Wien, 01. August 2020 | Seit viereinhalb Monaten sind Wiens Clubs wegen der Coronakrise geschlossen. Mit der Clubkultur leiden Stammgäste, Städtetourismus und die Musikszene. Die Corona-Krise hat den Clubbesitzern und Veranstaltern einen fetten Strich durch die Rechnung gemacht. Und noch sei keinerlei Öffnung in Sicht, die Situation ist existenzbedrohend.
Wir waren die erste Branche, die von der Schließung betroffen war, und wir werden die Letzten sein, die wieder aufsperren. Wir brauchen Planungssicherheit,
sagt Gregor Imhof vom “Sass Music Club” am Karlsplatz.
Massensterben der Clubs
Zuletzt war die in Aussicht gestellte Lockerung für die Nachtgastronomie und eine Verlängerung der Sperrstunde bis 4.00 Uhr ab 1. August verschoben worden. Seither habe man nichts mehr gehört, klagte Imhof. Er halte es für schrecklich, dass die Clubbesitzer und Veranstalter fast fünf Monate auf eine Ansage warten müssen.
So wie es jetzt ausschaut, stehen wir wirklich vor einem Massensterben der Clubs,
sagte er.
Auch Martin Wagner, Betreiber des “Fluc”, in dem die Pressekonferenz stattfand, berichtete, dass die derzeitigen Umstände eine “größere Katastrophe” für das Fluc bedeuteten. Zwar kann derzeit zumindest der kleine Gastgarten bespielt werden, Wagner fürchtet aber den Herbst. Ohne Garten, und den dort erwirtschafteten Umsatz, würden die Schluden in die Höhe schießen. Dann würde es laut Wagner “sehr eng” werden. Er habe bereits privates Geld in den Club gesteckt. Er wünscht sich, dass die Clubs in die Überlegungen der Stadt zu Festivals, wie dem Kultursommer oder den Festwochen, stärker einbezogen werden. Einzelne Festivalveranstaltungen könnten auch in den Clubs stattfinden.

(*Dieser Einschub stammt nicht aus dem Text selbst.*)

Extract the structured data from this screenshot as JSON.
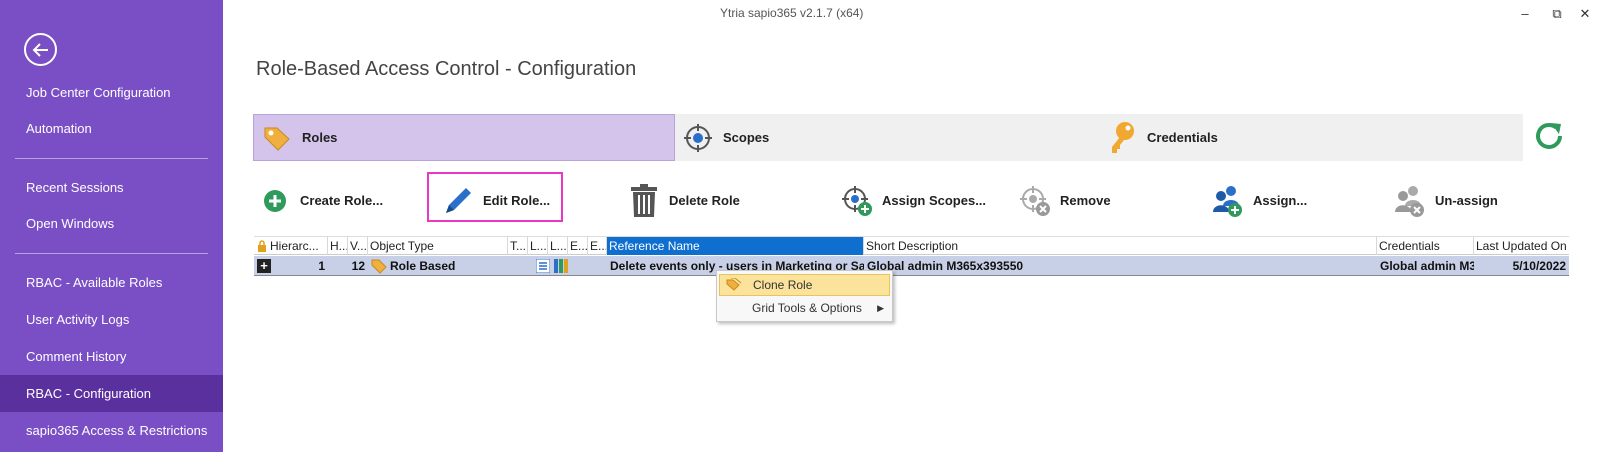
{
  "window": {
    "title": "Ytria sapio365 v2.1.7 (x64)",
    "minimize": "–",
    "restore": "⧉",
    "close": "✕"
  },
  "sidebar": {
    "items": [
      {
        "label": "Job Center Configuration"
      },
      {
        "label": "Automation"
      },
      {
        "label": "Recent Sessions"
      },
      {
        "label": "Open Windows"
      },
      {
        "label": "RBAC - Available Roles"
      },
      {
        "label": "User Activity Logs"
      },
      {
        "label": "Comment History"
      },
      {
        "label": "RBAC - Configuration",
        "active": true
      },
      {
        "label": "sapio365 Access & Restrictions"
      }
    ]
  },
  "page": {
    "title": "Role-Based Access Control - Configuration"
  },
  "tabs": [
    {
      "label": "Roles",
      "icon": "tag-icon",
      "active": true
    },
    {
      "label": "Scopes",
      "icon": "crosshair-icon"
    },
    {
      "label": "Credentials",
      "icon": "key-icon"
    }
  ],
  "toolbar": {
    "create": "Create Role...",
    "edit": "Edit Role...",
    "delete": "Delete Role",
    "assign_scopes": "Assign Scopes...",
    "remove": "Remove",
    "assign": "Assign...",
    "unassign": "Un-assign"
  },
  "grid": {
    "headers": [
      "Hierarc...",
      "H...",
      "V...",
      "Object Type",
      "T...",
      "L...",
      "L...",
      "E...",
      "E...",
      "Reference Name",
      "Short Description",
      "Credentials",
      "Last Updated On"
    ],
    "row": {
      "expander": "+",
      "hierarchy": "1",
      "v": "12",
      "object_type": "Role Based",
      "reference_name": "Delete events only - users in Marketing or Sa",
      "short_description": "Global admin M365x393550",
      "credentials": "Global admin M3",
      "last_updated": "5/10/2022"
    }
  },
  "context_menu": {
    "items": [
      {
        "label": "Clone Role",
        "icon": "clone-icon"
      },
      {
        "label": "Grid Tools & Options",
        "submenu": "▶"
      }
    ]
  },
  "colors": {
    "sidebar": "#7a4fc6",
    "sidebar_active": "#5a2f9e",
    "tab_active": "#d4c3ea",
    "highlight": "#e838c8",
    "selected_header": "#0f6fd1"
  }
}
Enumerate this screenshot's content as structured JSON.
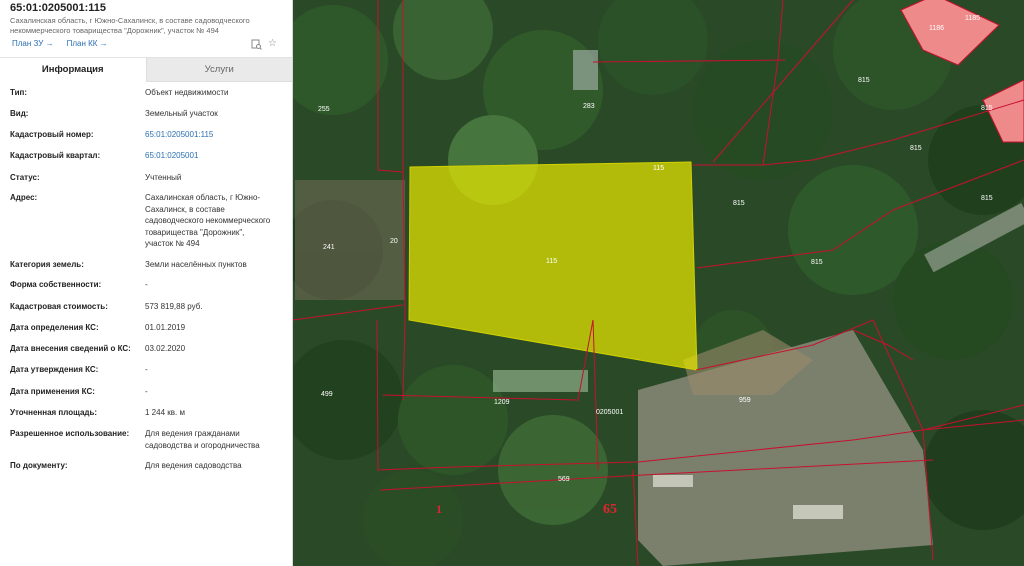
{
  "header": {
    "cadastral_number": "65:01:0205001:115",
    "address_line1": "Сахалинская область, г Южно-Сахалинск, в составе садоводческого",
    "address_line2": "некоммерческого товарищества \"Дорожник\", участок № 494"
  },
  "links": {
    "plan_zu": "План ЗУ",
    "plan_kk": "План КК"
  },
  "icons": {
    "docs": "doc-search-icon",
    "favorite": "star-icon"
  },
  "tabs": [
    {
      "label": "Информация",
      "active": true
    },
    {
      "label": "Услуги",
      "active": false
    }
  ],
  "info": {
    "type": {
      "label": "Тип:",
      "value": "Объект недвижимости"
    },
    "kind": {
      "label": "Вид:",
      "value": "Земельный участок"
    },
    "cad_number": {
      "label": "Кадастровый номер:",
      "value": "65:01:0205001:115"
    },
    "cad_quarter": {
      "label": "Кадастровый квартал:",
      "value": "65:01:0205001"
    },
    "status": {
      "label": "Статус:",
      "value": "Учтенный"
    },
    "address": {
      "label": "Адрес:",
      "lines": [
        "Сахалинская область, г Южно-",
        "Сахалинск, в составе",
        "садоводческого некоммерческого",
        "товарищества \"Дорожник\",",
        "участок № 494"
      ]
    },
    "land_category": {
      "label": "Категория земель:",
      "value": "Земли населённых пунктов"
    },
    "ownership": {
      "label": "Форма собственности:",
      "value": "-"
    },
    "cad_value": {
      "label": "Кадастровая стоимость:",
      "value": "573 819,88 руб."
    },
    "date_ks": {
      "label": "Дата определения КС:",
      "value": "01.01.2019"
    },
    "date_entry_ks": {
      "label": "Дата внесения сведений о КС:",
      "value": "03.02.2020"
    },
    "date_approval_ks": {
      "label": "Дата утверждения КС:",
      "value": "-"
    },
    "date_apply_ks": {
      "label": "Дата применения КС:",
      "value": "-"
    },
    "area": {
      "label": "Уточненная площадь:",
      "value": "1 244 кв. м"
    },
    "permitted_use": {
      "label": "Разрешенное использование:",
      "lines": [
        "Для ведения гражданами",
        "садоводства и огородничества"
      ]
    },
    "by_document": {
      "label": "По документу:",
      "value": "Для ведения садоводства"
    }
  },
  "map": {
    "colors": {
      "selected_fill": "#e8e800",
      "boundary": "#c8102e",
      "highlight_parcel": "#ee8a8a",
      "label_red": "#e0242f"
    },
    "parcel_labels": [
      "115",
      "115",
      "1186",
      "1185",
      "815",
      "815",
      "815",
      "815",
      "815",
      "815",
      "255",
      "283",
      "241",
      "20",
      "499",
      "1209",
      "959",
      "569"
    ],
    "quarter_label": "0205001",
    "district_label": "65",
    "block_label": "1"
  }
}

Vom drohenden Clubsterben ist auch die lokale Musikszene stark betroffen. Linda Schürer-Waldheim, vom Konzertveranstalter Arcadia Live betonte:
Das Überleben der Clubs ist auch für uns überlebenswichtig.
Rund 300 bis 400 Shows veranstaltet Arcadia Live pro Jahr in Österreich. 2019 fanden laut Schürer-Waldheim zwei Drittel davon in Wien statt und davon wiederum 62 Prozent in den Clubs.
Politische und gesellschaftliche Relevanz
Der kulturelle Mehrwert der Clubszene für die Stadt ist seit Einbruch des Coronavirus existenziell gefährdet. Orte der Freiheit, Kreativität und des Austausches versinken nach und nach im Erdboden.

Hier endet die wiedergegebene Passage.